"The Lord of the Rings is of course a fundamentally religious and Catholic work," Tolkien admitted to a Jesuit friend, "unconsciously so at first, but consciously in the revision."
The Lord of the Rings is of course a fundamentally religious and Catholic work,” Tolkien admitted to a Jesuit friend, “unconsciously so at first, but consciously in the revision.”
J.R.R. Tolkien
1892-1973
“I am a Christian (which can be deduced from my stories), and in fact a Roman Catholic.”
~
Born January 3, 1892, in South Africa, John Ronald Reuel Tolkien is best known as the author of the fantasy novels The Lord of the Rings (1954-55) and The Hobbit (1937), in which he created a world with a new language, strange characters, and an imagined culture. He converted to Catholicism in 1900. Educated at Oxford, Tolkien eventually returned to the university as an English professor specializing in Old and Middle English. He married Edith Bratt after she converted to Catholicism. They had four children. He died on September 2, 1973.

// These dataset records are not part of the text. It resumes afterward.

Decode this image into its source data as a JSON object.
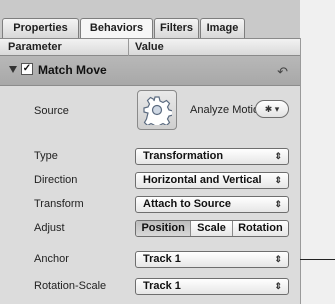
{
  "tabs": [
    {
      "label": "Properties",
      "active": false
    },
    {
      "label": "Behaviors",
      "active": true
    },
    {
      "label": "Filters",
      "active": false
    },
    {
      "label": "Image",
      "active": false
    }
  ],
  "header": {
    "parameter": "Parameter",
    "value": "Value"
  },
  "group": {
    "title": "Match Move",
    "checked": true,
    "reset_glyph": "↶"
  },
  "rows": {
    "source": {
      "label": "Source",
      "analyze_label": "Analyze Motion",
      "action_glyph": "✱ ▾"
    },
    "type": {
      "label": "Type",
      "value": "Transformation"
    },
    "direction": {
      "label": "Direction",
      "value": "Horizontal and Vertical"
    },
    "transform": {
      "label": "Transform",
      "value": "Attach to Source"
    },
    "adjust": {
      "label": "Adjust",
      "options": [
        "Position",
        "Scale",
        "Rotation"
      ],
      "selected": "Position"
    },
    "anchor": {
      "label": "Anchor",
      "value": "Track 1"
    },
    "rotation_scale": {
      "label": "Rotation-Scale",
      "value": "Track 1"
    }
  },
  "popup_arrow": "⇕"
}
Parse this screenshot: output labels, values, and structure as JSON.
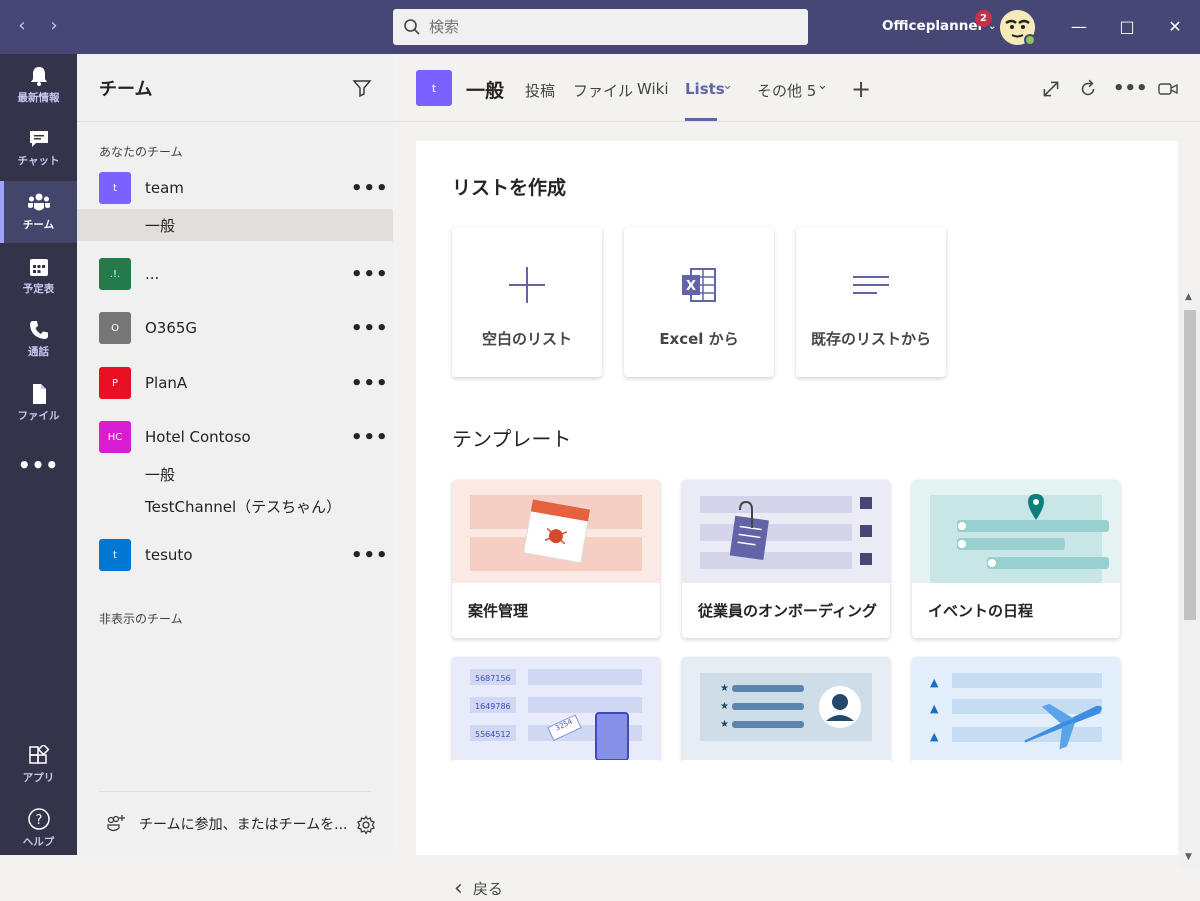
{
  "search": {
    "placeholder": "検索"
  },
  "user": {
    "name": "Officeplanner",
    "badge": "2"
  },
  "rail": [
    {
      "label": "最新情報"
    },
    {
      "label": "チャット"
    },
    {
      "label": "チーム"
    },
    {
      "label": "予定表"
    },
    {
      "label": "通話"
    },
    {
      "label": "ファイル"
    },
    {
      "label": "アプリ"
    },
    {
      "label": "ヘルプ"
    }
  ],
  "teams": {
    "title": "チーム",
    "your_teams": "あなたのチーム",
    "list": [
      {
        "icon": "t",
        "name": "team",
        "color": "#7b61ff"
      },
      {
        "icon": ".!.",
        "name": "...",
        "color": "#237b4b"
      },
      {
        "icon": "O",
        "name": "O365G",
        "color": "#767676"
      },
      {
        "icon": "P",
        "name": "PlanA",
        "color": "#e81123"
      },
      {
        "icon": "HC",
        "name": "Hotel Contoso",
        "color": "#d81cd0"
      },
      {
        "icon": "t",
        "name": "tesuto",
        "color": "#0078d4"
      }
    ],
    "channels": {
      "team_general": "一般",
      "hc_general": "一般",
      "hc_test": "TestChannel（テスちゃん）"
    },
    "hidden": "非表示のチーム",
    "join": "チームに参加、またはチームを..."
  },
  "channel": {
    "icon": "t",
    "title": "一般",
    "tabs": [
      "投稿",
      "ファイル",
      "Wiki",
      "Lists",
      "その他 5"
    ]
  },
  "lists": {
    "create_heading": "リストを作成",
    "create": [
      "空白のリスト",
      "Excel から",
      "既存のリストから"
    ],
    "templates_heading": "テンプレート",
    "templates": [
      "案件管理",
      "従業員のオンボーディング",
      "イベントの日程",
      "",
      "",
      ""
    ],
    "asset_numbers": [
      "5687156",
      "1649786",
      "5564512"
    ],
    "tag_number": "3254",
    "back": "戻る"
  },
  "colors": {
    "accent": "#6264a7",
    "titlebar": "#464775",
    "rail": "#33344a"
  }
}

J.R.R. Tolkien was only three years old and his brother, Hilary, was one when they left South Africa and returned to England with their mother, Mabel. Their father, Arthur, an English banker, planned to follow, but died unexpectedly from rheumatic fever in February 1896. Plunged into grief, Tolkien’s mother took the two little boys to the “high” Anglican church every Sunday.
Their routine drastically changed without warning one Sunday when they went to St. Anne’s Catholic Church in the slums of Birmingham. Their mother had decided to convert to Catholicism for reasons she never explained. In the spring of 1900, when Tolkien was eight years old, the young family was received into the Catholic faith.
Their conversion unleashed the wrath of extended family members, who strongly opposed Catholicism. Relatives on his mother’s side were Unitarians. The Tolkiens were Baptists. Both sides immediately cut off financial support. Tolkien’s mother remained firm in her faith, however, and took it upon herself to instill in her young sons her love of Catholicism.
Father Francis Xavier Morgan was the pastor of their parish. A man of kindness and humor, he took an interest in the struggling family. He visited often and served as a father figure for the boys.
It wasn’t long, however, before the strain of providing for the family took its toll on Mabel Tolkien. In April 1904, when Tolkien was twelve, his mother was hospitalized with diabetes, and the boys were sent to live with relatives. By June, her condition had stabilized. Determined to keep her family together, Tolkien’s mother asked Father Morgan to find a family with whom they could live and share meals. He made arrangements with the local postman and his wife.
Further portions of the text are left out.